Да, как он держан? Видела ли я его раз в неделю, в последнее время? Не знаю. Вставала я в то время, когда миссис Флебс уводила его гулять, а потом целый день меня не бывало дома. Кое-когда я слышала из детской его хныканье. Вот и все. У меня совсем не было сына.
Степа никакого мне выговора не дал, а я сильно-таки застыдилась. Я почувствовала, что, о чем бы мы ни заговорили с ним, всегда будет всплывать наружу что-нибудь такое, из чего мне придется краснеть. Степа такой человек, с которым ни лгать, ни выворачиваться
Перечитаю-ка я все его письма из-за границы, взвешу каждое слово. Это мне поможет изучить его.
Зачем я употребила это скверное слово? Оно мне напомнило Домбровича и его житейскую теорию.
Как мне ни хотелось в этот вечер изливаться перед Степой, он все-таки не допустил… Ему не хочется теперь интимных разговоров. Он бережет меня. Посидел полчасика, дождался визита Зильберглянца и уехал вместе с ним.
11 апреля 186*
Вечер. — Понедельник
Я совсем здорова. Каталась сегодня в карете. Ем хорошо и тихо сплю.
Домбрович был еще раз. Его не приняли. Я посоветовалась со Степой. Он мне сказал:
— Напрасно ты это делаешь, Маша. Ты избегаешь его, как трусливая девочка. Что он такое за вампир? Ты не хочешь объяснений, я это понимаю. Прими его при ком-нибудь.
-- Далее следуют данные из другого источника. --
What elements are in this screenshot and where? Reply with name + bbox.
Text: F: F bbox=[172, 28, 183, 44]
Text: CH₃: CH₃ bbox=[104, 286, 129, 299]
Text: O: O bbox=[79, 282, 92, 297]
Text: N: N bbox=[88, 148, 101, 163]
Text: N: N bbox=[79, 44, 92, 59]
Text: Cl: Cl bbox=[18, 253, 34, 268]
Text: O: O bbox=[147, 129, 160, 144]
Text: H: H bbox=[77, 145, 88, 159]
— При тебе, Степа, ты позволишь?
— Хоть при мне.
В первый раз мы говорили со Степой о моем прошедшем и о Домбровиче. Я запишу здесь слово в слово то, что сказал Степа:
— Знаешь ли, Маша, — начал он, — что если б у тебя была похолоднее натура, знакомство с Домбровичем принесло бы тебе огромную услугу.
— Услугу?!
— Да. Даже теперь я вижу, что твой ум возбужден неизмеримо больше, чем это было два года тому назад. Я вижу, что по твоей интеллигенции (у Степы тоже свои слова) прошлась рука опытного мастера. Я не хочу вдаваться с тобой, Маша, в философские разглагольствования; скажу тебе попросту: не то беда, что Домбрович и люди его сорта не понимают молодых стремлений и клевещут на них, не то беда, что они не обучались естественным наукам; но они развратники и лжецы. Я, Маша, стал нынче снисходителен до гадости, но все-таки скажу это. Они развратники и как частные люди, и как общественные деятели, потому что никаких основ у них не было и нет, кроме совершенно внешних увлечений таланта и праздного ума. Лжецы они опять-таки вдвойне: в домашней жизни и пред глазами всего общества. Лгать для них такая же потребность, как теперешней генерации добиваться правды. В этом они, если хочешь, не виноваты. Все их умственное и душевное воспитание вышло из красивой, увлекательной лжи. Домбровичу теперь, вероятно, лет сорок пять. Он — человек сороковых годов. Их образцы доживают теперь свой век во Франции. Видел я их вблизи: они написали много талантливых вещей, но все-таки весь свой век лгали и теперь лгут. Высочайших эгоистов ты встретишь в их среде. Эгоизм доведен у них до художественности, до целой системы. Эту систему г. Домбрович тебе преподал очень старательно, сколько нужно было для твоей светской жизни. Мы еще вернемся с тобой к этой пункту; а теперь, чтобы показать тебе, до какой степени может простираться в них ложь на самые серьезные факты жизни, я тебе приведу ходячий рассказ о том, что г. Домбрович, наезжая сюда, в Петербург, одну зиму рассказывает, что у него пять человек детей, другую, что у него никогда не было детей, третью, что он и женат никогда не был. И действительно, даже в литературном мире наверно не знают: женат ли Домбрович или нет.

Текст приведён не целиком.